第1章
――第1章――
「旅立ち」
ふわぁーあ、と大きなあくびをして、俺はベッドで横になりながらボンヤリと天井を見上げていた。
いつもと変わらない、朝だ。
いや正確にはもう昼だったかな? まあ、いいやと思いながら俺はまた――布団に潜り込み眠ることにした。
ずいぶんの時間を寝たはずなのに、まだ眠気はやってきた。が、来たのは眠気だけではなく……。
「こら! いつまで寝てるの! もうお昼よ!」
布団の外から、大きな声が聞こえる。
顔を見なくてもわかる、18年間聞いた声だ。今更聞き間違えるはずもない。
俺のお袋だ……まあ、こんな風に怒鳴られるのはいつものことなんだがな。
「ほらほら、お前は冒険者でもないんだから、せめてうちの手伝いくらいはしておくれよ。お昼ご飯は出来てるから早めにたべちゃいなさいね」
そう促すとお袋は部屋から出ていき、また静かな空間に戻った。
「――起きるか」
誰に言うでもなく、俺はベッドから立ち上がり大きく伸びをした。
窓からは太陽が輝き、今日も大地を照らしている。
平和だ……この瞬間にもどこかで「冒険者」と呼ばれる人達が戦っているなどとても思えないくらいに平和だった。
俺の住んでいる村にも冒険者は何人かいるが、そのほとんどが第一線を退いた人たち、例えば……。

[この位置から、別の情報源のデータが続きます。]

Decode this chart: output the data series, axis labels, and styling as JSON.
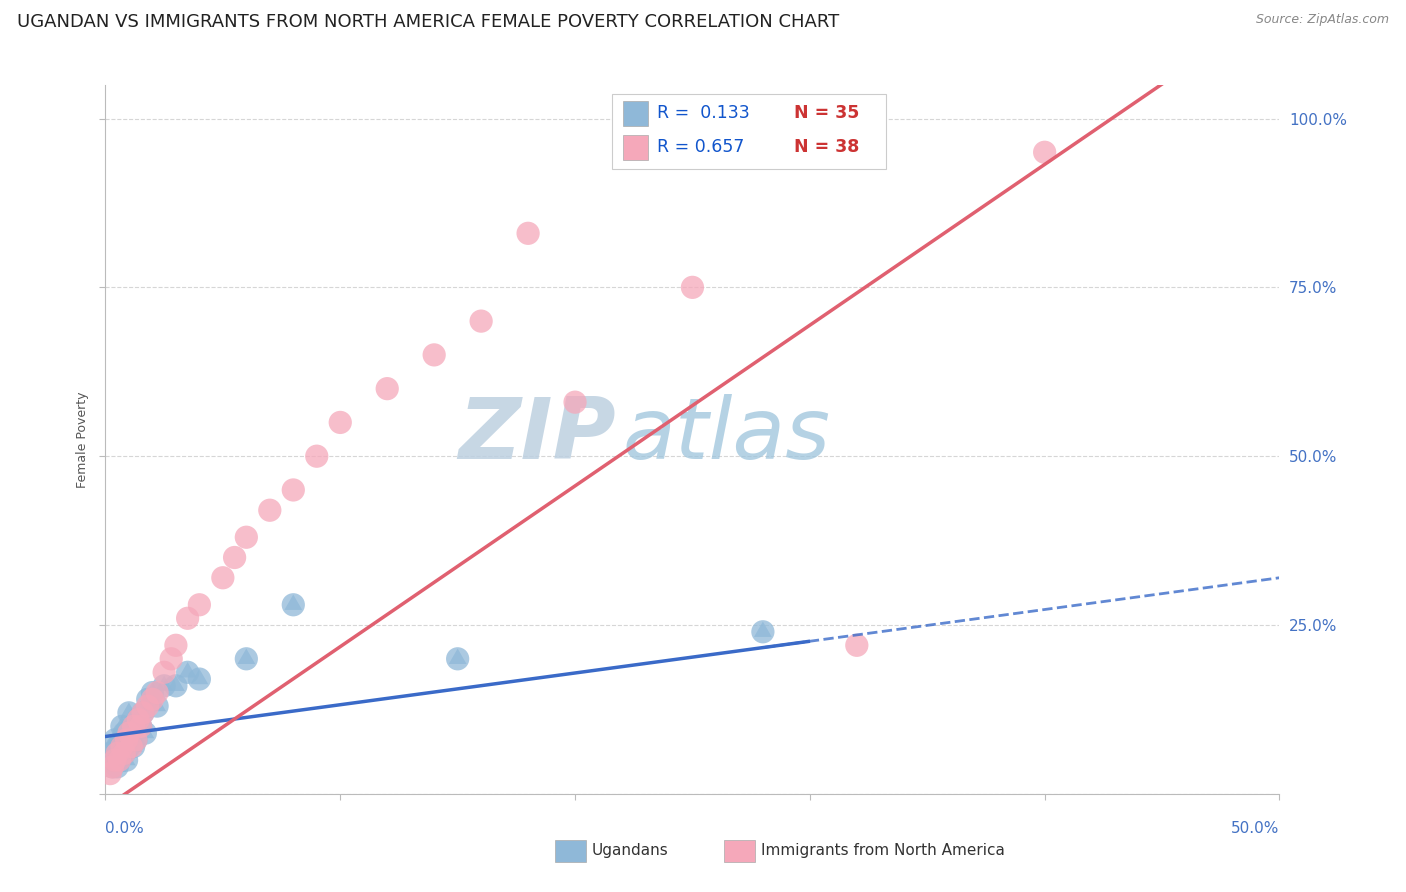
{
  "title": "UGANDAN VS IMMIGRANTS FROM NORTH AMERICA FEMALE POVERTY CORRELATION CHART",
  "source_text": "Source: ZipAtlas.com",
  "ylabel": "Female Poverty",
  "ugandans_x": [
    0.002,
    0.003,
    0.004,
    0.004,
    0.005,
    0.005,
    0.006,
    0.006,
    0.007,
    0.007,
    0.008,
    0.008,
    0.009,
    0.009,
    0.01,
    0.01,
    0.011,
    0.012,
    0.012,
    0.013,
    0.014,
    0.015,
    0.016,
    0.017,
    0.018,
    0.02,
    0.022,
    0.025,
    0.03,
    0.035,
    0.04,
    0.06,
    0.08,
    0.15,
    0.28
  ],
  "ugandans_y": [
    0.06,
    0.04,
    0.08,
    0.05,
    0.07,
    0.04,
    0.06,
    0.05,
    0.1,
    0.07,
    0.09,
    0.06,
    0.08,
    0.05,
    0.12,
    0.07,
    0.09,
    0.1,
    0.07,
    0.08,
    0.11,
    0.1,
    0.12,
    0.09,
    0.14,
    0.15,
    0.13,
    0.16,
    0.16,
    0.18,
    0.17,
    0.2,
    0.28,
    0.2,
    0.24
  ],
  "immigrants_x": [
    0.002,
    0.003,
    0.004,
    0.005,
    0.006,
    0.007,
    0.008,
    0.009,
    0.01,
    0.011,
    0.012,
    0.013,
    0.014,
    0.015,
    0.016,
    0.018,
    0.02,
    0.022,
    0.025,
    0.028,
    0.03,
    0.035,
    0.04,
    0.05,
    0.055,
    0.06,
    0.07,
    0.08,
    0.09,
    0.1,
    0.12,
    0.14,
    0.16,
    0.18,
    0.2,
    0.25,
    0.32,
    0.4
  ],
  "immigrants_y": [
    0.03,
    0.04,
    0.05,
    0.06,
    0.05,
    0.07,
    0.06,
    0.08,
    0.09,
    0.07,
    0.1,
    0.08,
    0.11,
    0.1,
    0.12,
    0.13,
    0.14,
    0.15,
    0.18,
    0.2,
    0.22,
    0.26,
    0.28,
    0.32,
    0.35,
    0.38,
    0.42,
    0.45,
    0.5,
    0.55,
    0.6,
    0.65,
    0.7,
    0.83,
    0.58,
    0.75,
    0.22,
    0.95
  ],
  "ugandans_color": "#8FB8D8",
  "immigrants_color": "#F5A8BA",
  "ugandans_R": 0.133,
  "ugandans_N": 35,
  "immigrants_R": 0.657,
  "immigrants_N": 38,
  "regression_line_color_blue": "#3A6AC8",
  "regression_line_color_pink": "#E06070",
  "ugandan_line_intercept": 0.085,
  "ugandan_line_slope": 0.47,
  "immigrant_line_intercept": -0.02,
  "immigrant_line_slope": 2.38,
  "watermark_text": "ZIPatlas",
  "watermark_color": "#C5D9EC",
  "legend_R_color": "#1155CC",
  "legend_N_color": "#CC3333",
  "background_color": "#FFFFFF",
  "grid_color": "#CCCCCC",
  "title_fontsize": 13,
  "axis_label_fontsize": 9,
  "tick_fontsize": 11,
  "xlim": [
    0,
    0.5
  ],
  "ylim": [
    0,
    1.05
  ]
}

「ああ、おはよう。今日も相変わらず遅かったな、はっはっはっ」
と、陽気に声をかけてくれた俺の親父もかつては冒険者だったと聞く。
「……おはよ」
寝起きのせいか、低い声で言葉が出てくる。けして父とは不仲ではなかった、むしろ冒険者にもならず、他の仕事もしてない俺を養ってくれてるだけで優しさには溢れている自慢の両親だ。
まあ、村の中では噂話の筆頭になっているらしいが……。
小さな村だ、噂が出回るのは早く、そしてそれが村唯一の無職となれば余計に話題の種にはなる。
「うちの息子は兵士になったんですよ」
ただの門番の番兵だと言うことを知っている。
「私のうちの子は学者になったんです」
一番簡単な回復薬を作る仕事しかやらせてもらってないことを知っている。
「私の子はとうとう勇者になったざますよ!」
村一番の見栄っ張りおばさんの話だ、そもそも勇者は冒険者の中でも最上位にあたる職なので、あのグズだったアルフレッドがなれたとは到底思えない。

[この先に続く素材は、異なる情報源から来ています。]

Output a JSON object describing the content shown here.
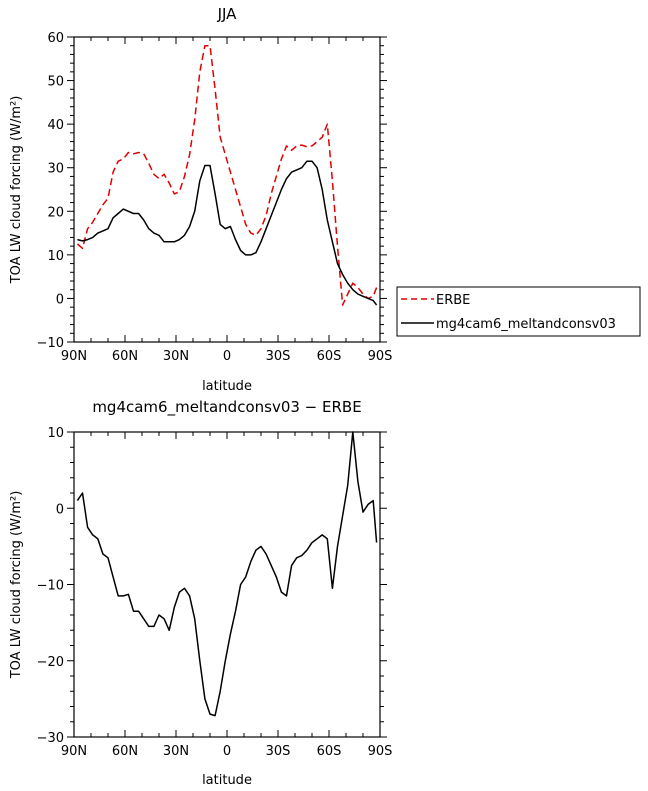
{
  "chart_data": [
    {
      "type": "line",
      "title": "JJA",
      "xlabel": "latitude",
      "ylabel": "TOA LW cloud forcing (W/m²)",
      "xlim": [
        90,
        -90
      ],
      "ylim": [
        -10,
        60
      ],
      "xticks": [
        90,
        60,
        30,
        0,
        -30,
        -60,
        -90
      ],
      "xtick_labels": [
        "90N",
        "60N",
        "30N",
        "0",
        "30S",
        "60S",
        "90S"
      ],
      "yticks": [
        -10,
        0,
        10,
        20,
        30,
        40,
        50,
        60
      ],
      "ytick_labels": [
        "−10",
        "0",
        "10",
        "20",
        "30",
        "40",
        "50",
        "60"
      ],
      "grid": false,
      "legend": {
        "placement": "outside-right",
        "entries": [
          "ERBE",
          "mg4cam6_meltandconsv03"
        ]
      },
      "series": [
        {
          "name": "ERBE",
          "color": "#e00000",
          "dash": "dashed",
          "x": [
            88,
            85,
            82,
            79,
            76,
            73,
            70,
            67,
            64,
            61,
            58,
            55,
            52,
            49,
            46,
            43,
            40,
            37,
            34,
            31,
            28,
            25,
            22,
            19,
            16,
            13,
            10,
            7,
            4,
            1,
            -2,
            -5,
            -8,
            -11,
            -14,
            -17,
            -20,
            -23,
            -26,
            -29,
            -32,
            -35,
            -38,
            -41,
            -44,
            -47,
            -50,
            -53,
            -56,
            -59,
            -62,
            -65,
            -68,
            -71,
            -74,
            -77,
            -80,
            -83,
            -86,
            -88
          ],
          "y": [
            12.5,
            11.5,
            16,
            17.5,
            19.5,
            21.5,
            23,
            29,
            31.5,
            32,
            33.5,
            33.2,
            33.5,
            33.2,
            31,
            28.5,
            27.5,
            28.5,
            26.5,
            24,
            24.5,
            28,
            33,
            41,
            52,
            58,
            58,
            48,
            37,
            33,
            29,
            25,
            21,
            17,
            15,
            14.5,
            16,
            19,
            24,
            28,
            32,
            35,
            34,
            35,
            35.2,
            34.8,
            35,
            36,
            37,
            40,
            27,
            12,
            -1.5,
            1,
            3.5,
            2.5,
            1,
            0,
            0.5,
            2.5
          ]
        },
        {
          "name": "mg4cam6_meltandconsv03",
          "color": "#000000",
          "dash": "solid",
          "x": [
            88,
            85,
            82,
            79,
            76,
            73,
            70,
            67,
            64,
            61,
            58,
            55,
            52,
            49,
            46,
            43,
            40,
            37,
            34,
            31,
            28,
            25,
            22,
            19,
            16,
            13,
            10,
            7,
            4,
            1,
            -2,
            -5,
            -8,
            -11,
            -14,
            -17,
            -20,
            -23,
            -26,
            -29,
            -32,
            -35,
            -38,
            -41,
            -44,
            -47,
            -50,
            -53,
            -56,
            -59,
            -62,
            -65,
            -68,
            -71,
            -74,
            -77,
            -80,
            -83,
            -86,
            -88
          ],
          "y": [
            13.5,
            13.2,
            13.5,
            14,
            15,
            15.5,
            16,
            18.5,
            19.5,
            20.5,
            20,
            19.5,
            19.5,
            18,
            16,
            15,
            14.5,
            13,
            13,
            13,
            13.5,
            14.5,
            16.5,
            20,
            27,
            30.5,
            30.5,
            24,
            17,
            16,
            16.5,
            13.5,
            11,
            10,
            10,
            10.5,
            13,
            16,
            19,
            22,
            25,
            27.5,
            29,
            29.5,
            30,
            31.5,
            31.5,
            30,
            25,
            18,
            13,
            8,
            5.5,
            3.5,
            2,
            1,
            0.5,
            0,
            -0.5,
            -1.5
          ]
        }
      ]
    },
    {
      "type": "line",
      "title": "mg4cam6_meltandconsv03 − ERBE",
      "xlabel": "latitude",
      "ylabel": "TOA LW cloud forcing (W/m²)",
      "xlim": [
        90,
        -90
      ],
      "ylim": [
        -30,
        10
      ],
      "xticks": [
        90,
        60,
        30,
        0,
        -30,
        -60,
        -90
      ],
      "xtick_labels": [
        "90N",
        "60N",
        "30N",
        "0",
        "30S",
        "60S",
        "90S"
      ],
      "yticks": [
        -30,
        -20,
        -10,
        0,
        10
      ],
      "ytick_labels": [
        "−30",
        "−20",
        "−10",
        "0",
        "10"
      ],
      "grid": false,
      "series": [
        {
          "color": "#000000",
          "dash": "solid",
          "x": [
            88,
            85,
            82,
            79,
            76,
            73,
            70,
            67,
            64,
            61,
            58,
            55,
            52,
            49,
            46,
            43,
            40,
            37,
            34,
            31,
            28,
            25,
            22,
            19,
            16,
            13,
            10,
            7,
            4,
            1,
            -2,
            -5,
            -8,
            -11,
            -14,
            -17,
            -20,
            -23,
            -26,
            -29,
            -32,
            -35,
            -38,
            -41,
            -44,
            -47,
            -50,
            -53,
            -56,
            -59,
            -62,
            -65,
            -68,
            -71,
            -74,
            -77,
            -80,
            -83,
            -86,
            -88
          ],
          "y": [
            1,
            2,
            -2.5,
            -3.5,
            -4,
            -6,
            -6.5,
            -9,
            -11.5,
            -11.5,
            -11.3,
            -13.5,
            -13.5,
            -14.5,
            -15.5,
            -15.5,
            -14,
            -14.5,
            -16,
            -13,
            -11,
            -10.5,
            -11.5,
            -14.5,
            -20,
            -25,
            -27,
            -27.2,
            -24,
            -20,
            -16.5,
            -13.5,
            -10,
            -9,
            -7,
            -5.5,
            -5,
            -6,
            -7.5,
            -9,
            -11,
            -11.5,
            -7.5,
            -6.5,
            -6.2,
            -5.5,
            -4.5,
            -4,
            -3.5,
            -4,
            -10.5,
            -5,
            -1,
            3,
            10,
            3.5,
            -0.5,
            0.5,
            1,
            -4.5
          ]
        }
      ]
    }
  ]
}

それは周りの人も話半分に聞いていることを知っている。
って、古い友人を俺がグズって言えた立場じゃないか……と心の中で軽く苦笑いをしてみた。
「――さて、父さんはまた仕事に行ってくるかな。お前も、手伝いくらいはして母さんをたすけてあげるんだぞ? じゃあいってくるよ」
先ほど似たようなセリフを聞いた気がしたが、寝起きの空腹の方が俺の中では勝ったらしい。
テーブルに用意されたパンとハムとミルクを見つけ、俺はそれをむさぼるように食いだした。
今日は何をしようかな……。久しぶりに釣りにでも行くかな。
と、頭の中ではもう手伝いの事は消えていた。
よし、近くの池に行こう。あそこならモンスターも出ないし、のんびり過ごせるだろう。
俺はさっさと食事を済ませ、物置から釣竿を持ち出し早速出かける準備をした。
「あら、また釣り? 早めに帰ってくるのよ」
出かける前にお袋に見つかってしまったが、先ほどの言葉など無かったかのように無事に送り出される、これもいつもの事だった。
俺は気にせず、釣りをするため近所の森へ出かけ池を目指した。
――そして。
――俺は今日みたいな日がずっと続くんだと思っていた。
――この時村に迫る大量の黒い影の存在を俺はまだ知らなかった。